Exercising in hot weather increases our body temperature. Our bodies do have built-in cooling systems that help us adjust to heat. That’s why we perspire. However, this natural cooling system can fail if we’re exposed to soaring temperatures for too long. The result may be heat exhaustion and even heat stroke.
To keep cool, make sure you’re drinking plenty of water. Since our bodies are about 60% water, it is vital to maintain this amount. We tend to lose about 2 to 3% during typical exercise and activity, especially on hot days. And while you’re exercising, carry a bottle of water with you and have a few gulps at regular intervals. Don't forget to drink more water after exercise also.
How do I know if I’m drinking enough water?

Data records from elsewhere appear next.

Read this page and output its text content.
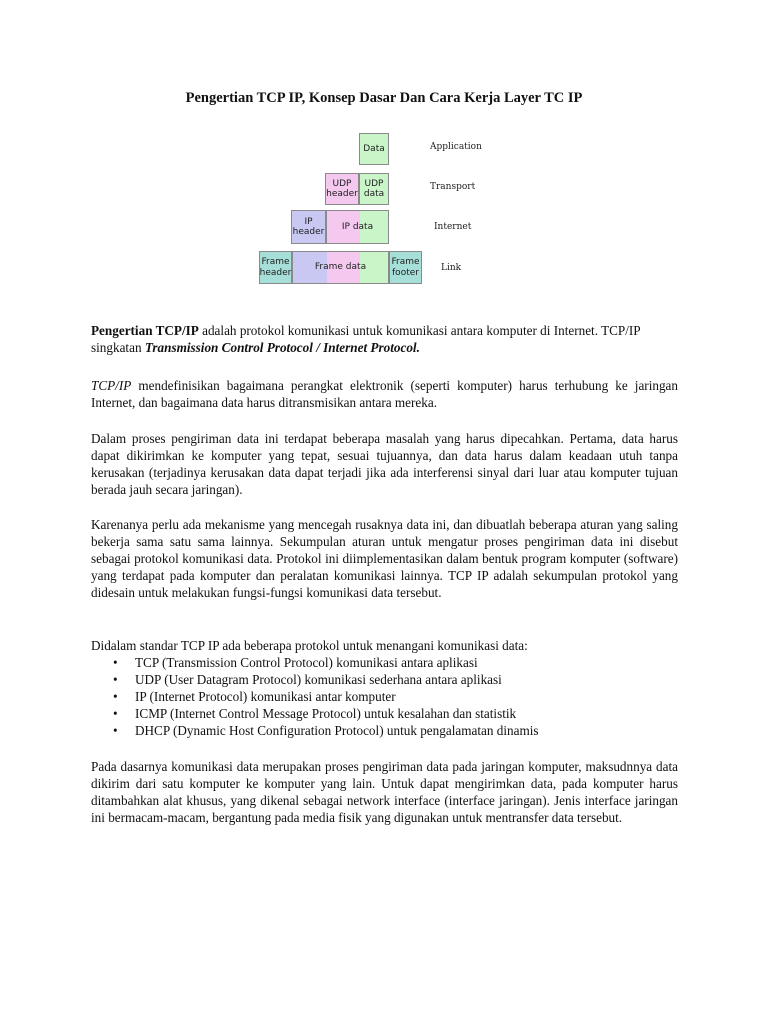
Pengertian TCP IP, Konsep Dasar Dan Cara Kerja Layer TC IP
Data
UDP header
UDP data
IP header
IP data
Frame header
Frame data
Frame footer
Application
Transport
Internet
Link
Pengertian TCP/IP adalah protokol komunikasi untuk komunikasi antara komputer di Internet. TCP/IP singkatan Transmission Control Protocol / Internet Protocol.
TCP/IP mendefinisikan bagaimana perangkat elektronik (seperti komputer) harus terhubung ke jaringan Internet, dan bagaimana data harus ditransmisikan antara mereka.
Dalam proses pengiriman data ini terdapat beberapa masalah yang harus dipecahkan. Pertama, data harus dapat dikirimkan ke komputer yang tepat, sesuai tujuannya, dan data harus dalam keadaan utuh tanpa kerusakan (terjadinya kerusakan data dapat terjadi jika ada interferensi sinyal dari luar atau komputer tujuan berada jauh secara jaringan).
Karenanya perlu ada mekanisme yang mencegah rusaknya data ini, dan dibuatlah beberapa aturan yang saling bekerja sama satu sama lainnya. Sekumpulan aturan untuk mengatur proses pengiriman data ini disebut sebagai protokol komunikasi data. Protokol ini diimplementasikan dalam bentuk program komputer (software) yang terdapat pada komputer dan peralatan komunikasi lainnya. TCP IP adalah sekumpulan protokol yang didesain untuk melakukan fungsi-fungsi komunikasi data tersebut.
Didalam standar TCP IP ada beberapa protokol untuk menangani komunikasi data:
• TCP (Transmission Control Protocol) komunikasi antara aplikasi
• UDP (User Datagram Protocol) komunikasi sederhana antara aplikasi
• IP (Internet Protocol) komunikasi antar komputer
• ICMP (Internet Control Message Protocol) untuk kesalahan dan statistik
• DHCP (Dynamic Host Configuration Protocol) untuk pengalamatan dinamis
Pada dasarnya komunikasi data merupakan proses pengiriman data pada jaringan komputer, maksudnnya data dikirim dari satu komputer ke komputer yang lain. Untuk dapat mengirimkan data, pada komputer harus ditambahkan alat khusus, yang dikenal sebagai network interface (interface jaringan). Jenis interface jaringan ini bermacam-macam, bergantung pada media fisik yang digunakan untuk mentransfer data tersebut.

A good way to know that you’re hydrating properly is by checking the color of your urine. If it’s pale yellow (think lemonade), you’re well hydrated. If it’s darker (like the color of apple juice), drink more.But do be aware that some medications and supplements alter the color of urine, so this gauge, while good for many, does not work for everyone. To be safe, do drink the recommended 8 to 10 glasses of water (1.5 L) /day.
Sport drinks should only be considered if you’re of ideal body weight and exercising for long durations at high intensities. Even then, it’s a good idea to dilute sport drinks to avoid excessive calorie consumption.
Eating fruits and vegetables during exercise will provide enough electrolytes for the body. Fruits to consider are bananas or orange or vegetables like celery.
What are electrolytes? Electrolytes are important nutrients for our bodies as they play key roles in sending electrical impulses that influence our heart, muscles and nerves. They also play an important role in fluid balance and hydration in our cells, tissues, and our muscles. Lack of sufficient electrolytes can contribute to muscle cramps, delayed muscle soreness and spasms following exercise and for some can contribute to headaches.
You'll be amazed at how the heat and humidity can quickly ware you down particularly if you've previously been exercising during the colder period. If you normally run, then jog or walk. If you’re a brisk walker, slow it down. As your body adapts to the heat, gradually increase the pace and length of your workout. If you have a medical condition and/or take prescribed medicine do check with your GP if you need to take any additional precautions.
Get up early to catch the cool of the morning, or go out at sunset or later.
Dark colors absorb the heat, which can make you feel as if you’re wrapped in a warm blanket. Heavyweight, tight-fitting clothing will also heat you up. Keep it loose. Keep it light. More air will be able to circulate over your skin, keeping you cool.
But pick juicy snacks like fruit. The last thing you need in scorching heat are dry snacks like crackers, popcorn, or energy bars that require your body to add water. Plus, dry snacks are often dense with calories, which means they can easily foil weight-loss goals, summer or winter.
Never push yourself to the extent your health suffers. If you’re feeling any of the following, find air-conditioned comfort fast.
Remember that even a 20-minute workout has positive health effects. It’s the number of days you exercise that matters most. Frequency of days far outweighs the amount of time of any given exercise session.
Above all be happy, stay safe, keep well.